В Рангуне наш поэт не раз слышал от одного из своих новых знакомых с изысканными манерами, что отель «Стренд» — самое шикарное место во всей Британской империи. Но Неруде претила навязчивая вычурная красота и старомодная помпезность «Стренда», где британские господа с подчеркнутой учтивостью улыбаются бирманским аристократам. Поэт относился с глубоким презрением к тем бирманцам, которые млели от счастья, что в 1886 году их страна стала частью империи, ее глухой провинцией, послушной власти королевы Виктории — далекой, суровой и недосягаемой. Но впрочем, бирманцы — отнюдь не пуритане, они пьют шотландское виски в любое время дня и ночи, живут в непозволительной роскоши и соперничают друг с другом, устраивая пышные приемы и пиры. Таким способом они поднимаются на высшие ступеньки общества. А если о подобном приеме хоть что-то напишут в лондонской газете, то это — предел мечтаний. Высшее счастье!

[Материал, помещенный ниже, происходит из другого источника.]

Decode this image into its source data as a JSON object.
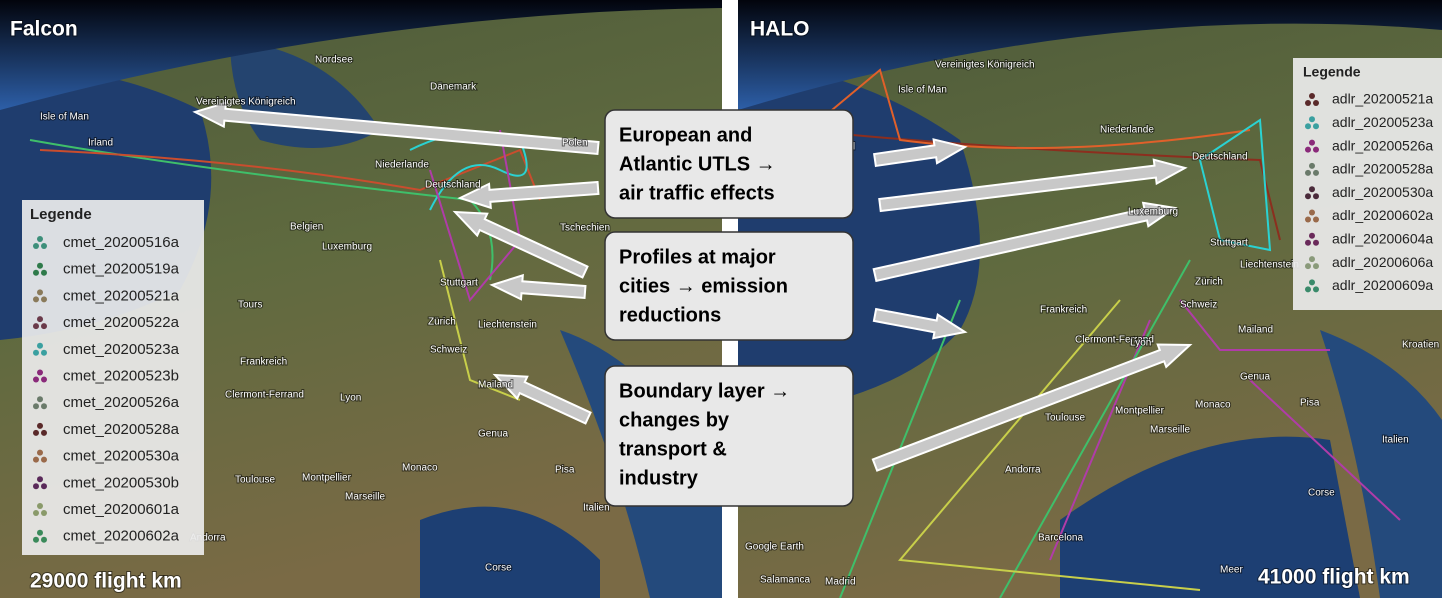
{
  "panels": [
    {
      "title": "Falcon",
      "distance": "29000 flight km",
      "legend": {
        "title": "Legende",
        "items": [
          "cmet_20200516a",
          "cmet_20200519a",
          "cmet_20200521a",
          "cmet_20200522a",
          "cmet_20200523a",
          "cmet_20200523b",
          "cmet_20200526a",
          "cmet_20200528a",
          "cmet_20200530a",
          "cmet_20200530b",
          "cmet_20200601a",
          "cmet_20200602a"
        ]
      },
      "places": [
        "Nordsee",
        "Dänemark",
        "Isle of Man",
        "Vereinigtes Königreich",
        "Irland",
        "Polen",
        "Niederlande",
        "Deutschland",
        "Belgien",
        "Luxemburg",
        "Tschechien",
        "Stuttgart",
        "Tours",
        "Zürich",
        "Liechtenstein",
        "Schweiz",
        "Frankreich",
        "Clermont-Ferrand",
        "Lyon",
        "Mailand",
        "Genua",
        "Monaco",
        "Toulouse",
        "Montpellier",
        "Marseille",
        "Pisa",
        "Italien",
        "Andorra",
        "Corse"
      ]
    },
    {
      "title": "HALO",
      "distance": "41000 flight km",
      "legend": {
        "title": "Legende",
        "items": [
          "adlr_20200521a",
          "adlr_20200523a",
          "adlr_20200526a",
          "adlr_20200528a",
          "adlr_20200530a",
          "adlr_20200602a",
          "adlr_20200604a",
          "adlr_20200606a",
          "adlr_20200609a"
        ]
      },
      "places": [
        "Vereinigtes Königreich",
        "Isle of Man",
        "Irland",
        "Niederlande",
        "Deutschland",
        "Luxemburg",
        "Stuttgart",
        "Liechtenstein",
        "Zürich",
        "Schweiz",
        "Frankreich",
        "Clermont-Ferrand",
        "Lyon",
        "Mailand",
        "Kroatien",
        "Genua",
        "Monaco",
        "Pisa",
        "Montpellier",
        "Toulouse",
        "Marseille",
        "Italien",
        "Andorra",
        "Corse",
        "Barcelona",
        "Google Earth",
        "Salamanca",
        "Madrid",
        "Meer"
      ]
    }
  ],
  "callouts": [
    {
      "lines": [
        "European and",
        "Atlantic UTLS →",
        "air traffic effects"
      ]
    },
    {
      "lines": [
        "Profiles at major",
        "cities → emission",
        "reductions"
      ]
    },
    {
      "lines": [
        "Boundary layer →",
        "changes by",
        "transport &",
        "industry"
      ]
    }
  ]
}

Однако стоит поэту выйти на улицу, он сразу видит, какая глубокая пропасть между этим кричащим богатством и ошеломляющей покорной нищетой. Покорной, потому что ей неведомо, что она — великое зло и несправедливость. Неруде объяснили, что слово «рангун» означает в переводе «конец войны». А ему кажется, что война между бедными и богатыми здесь еще и не начиналась. Поэт бродит по улицам, останавливается возле пагоды Швегадон, сплошь покрытой золотыми чешуйками. А неподалеку от пагоды прямо на улицах люди умирают от голода. В Бирме почти так же много монастырей, как и в Тибете. Монахи и молодые послушники бесшумно скользят по улице, словно лодки по водам Иравади… Наступила пора дождей. Река взбухла, вот-вот разольется.

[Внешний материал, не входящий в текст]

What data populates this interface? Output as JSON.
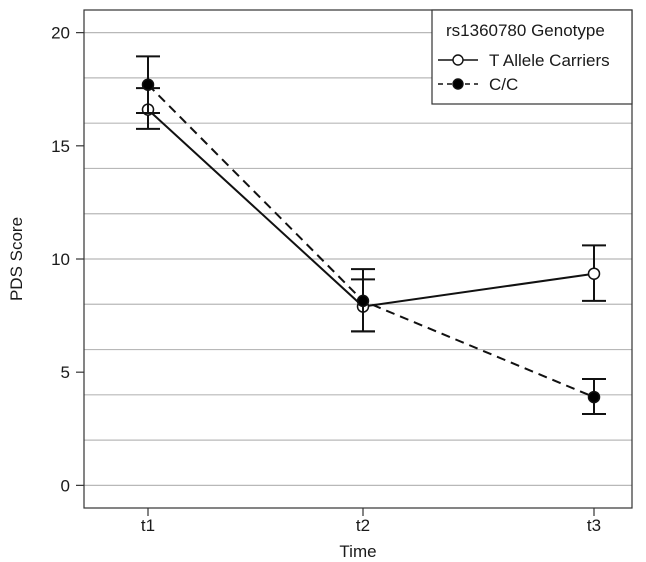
{
  "chart_data": {
    "type": "line",
    "xlabel": "Time",
    "ylabel": "PDS Score",
    "categories": [
      "t1",
      "t2",
      "t3"
    ],
    "ylim": [
      -1,
      21
    ],
    "yticks": [
      0,
      5,
      10,
      15,
      20
    ],
    "grid": "horizontal, every 2 units",
    "legend": {
      "title": "rs1360780 Genotype",
      "placement": "top-right"
    },
    "series": [
      {
        "name": "T Allele Carriers",
        "marker": "open-circle",
        "line": "solid",
        "values": [
          16.6,
          7.9,
          9.35
        ],
        "error_low": [
          15.75,
          6.8,
          8.15
        ],
        "error_high": [
          17.55,
          9.1,
          10.6
        ]
      },
      {
        "name": "C/C",
        "marker": "filled-circle",
        "line": "dashed",
        "values": [
          17.7,
          8.15,
          3.9
        ],
        "error_low": [
          16.45,
          6.8,
          3.15
        ],
        "error_high": [
          18.95,
          9.55,
          4.7
        ]
      }
    ]
  }
}
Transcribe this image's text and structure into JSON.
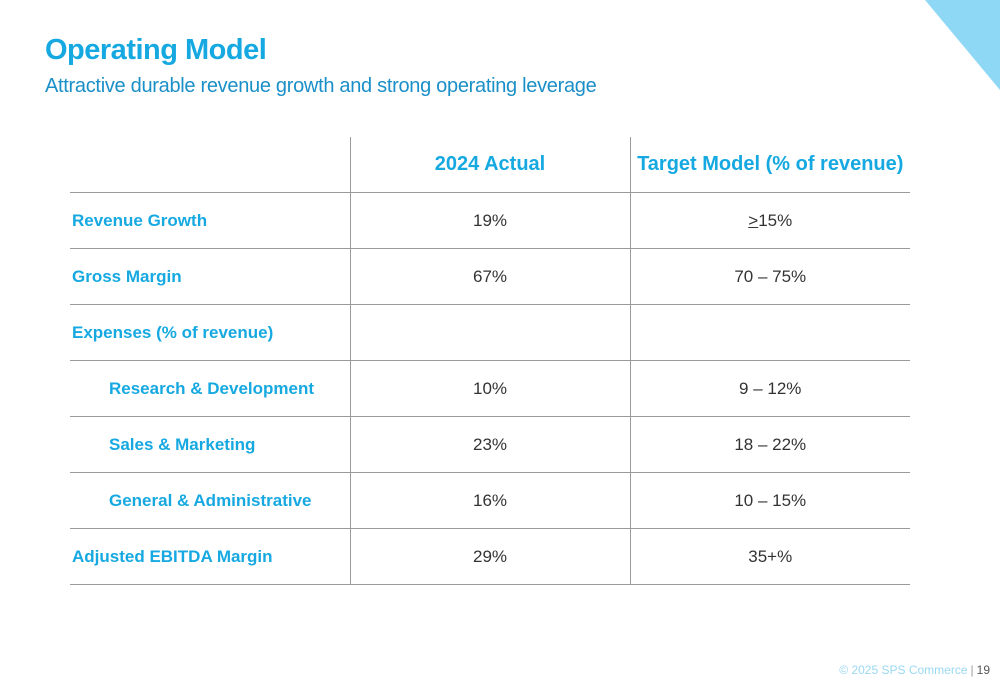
{
  "slide": {
    "title": "Operating Model",
    "subtitle": "Attractive durable revenue growth and strong operating leverage"
  },
  "table": {
    "headers": [
      "",
      "2024 Actual",
      "Target Model (% of revenue)"
    ],
    "rows": [
      {
        "label": "Revenue Growth",
        "actual": "19%",
        "target_sign": ">",
        "target": "15%"
      },
      {
        "label": "Gross Margin",
        "actual": "67%",
        "target": "70 – 75%"
      },
      {
        "label": "Expenses (% of revenue)",
        "actual": "",
        "target": ""
      },
      {
        "label": "Research & Development",
        "actual": "10%",
        "target": "9 – 12%"
      },
      {
        "label": "Sales & Marketing",
        "actual": "23%",
        "target": "18 – 22%"
      },
      {
        "label": "General & Administrative",
        "actual": "16%",
        "target": "10 – 15%"
      },
      {
        "label": "Adjusted EBITDA Margin",
        "actual": "29%",
        "target": "35+%"
      }
    ]
  },
  "footer": {
    "copyright": "© 2025 SPS Commerce",
    "divider": "|",
    "page_number": "19"
  },
  "colors": {
    "accent": "#16a9e1",
    "corner": "#8fd8f5",
    "text": "#333333",
    "rule": "#9a9a9a"
  }
}
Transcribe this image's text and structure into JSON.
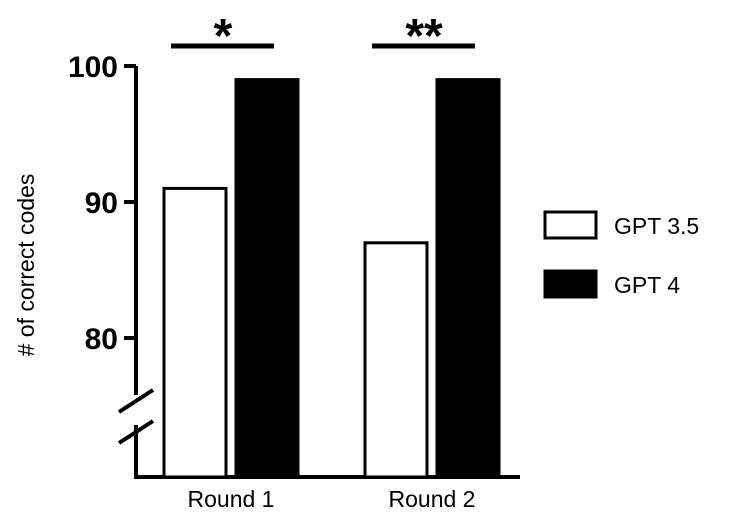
{
  "chart_data": {
    "type": "bar",
    "categories": [
      "Round 1",
      "Round 2"
    ],
    "series": [
      {
        "name": "GPT 3.5",
        "values": [
          91,
          87
        ],
        "fill": "#ffffff",
        "stroke": "#000000"
      },
      {
        "name": "GPT 4",
        "values": [
          99,
          99
        ],
        "fill": "#000000",
        "stroke": "#000000"
      }
    ],
    "ylabel": "# of correct codes",
    "xlabel": "",
    "yticks": [
      80,
      90,
      100
    ],
    "ylim": [
      70,
      100
    ],
    "axis_break": true,
    "significance": [
      {
        "category": "Round 1",
        "label": "*"
      },
      {
        "category": "Round 2",
        "label": "**"
      }
    ],
    "legend_position": "right",
    "grid": false
  }
}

По вечерам чилийскому консулу нравится приходить туда, где показывают свое искусство танцовщицы. Он неотрывно следит за каждым поворотом шеи, за вкрадчивыми движениями головы, за тем, как танцовщицы поводят глазами, как извиваются их тела, бедра. Напрасно поэт пытается сосчитать все позы, все движения танца. Ему никогда не насчитать те две тысячи движений, о которых сложены легенды. Ночной город разительно отличается от дневного. Днем повсюду встречаешь бритоголовых босых монахов в красных, огнисто-коричневых и пронзительно-желтых одеяниях. Женщины ступают осторожно, с опаской. Они похожи на жираф: их непомерно высокие шеи схвачены обручами, которые нельзя снимать до конца жизни. Бродячие торговцы наперебой предлагают Неруде статуэтки индуистских божеств. Рядом с Нерудой вышагивает Джози Блисс, и в ее прекрасных волосах — цветы благоухающего жасмина…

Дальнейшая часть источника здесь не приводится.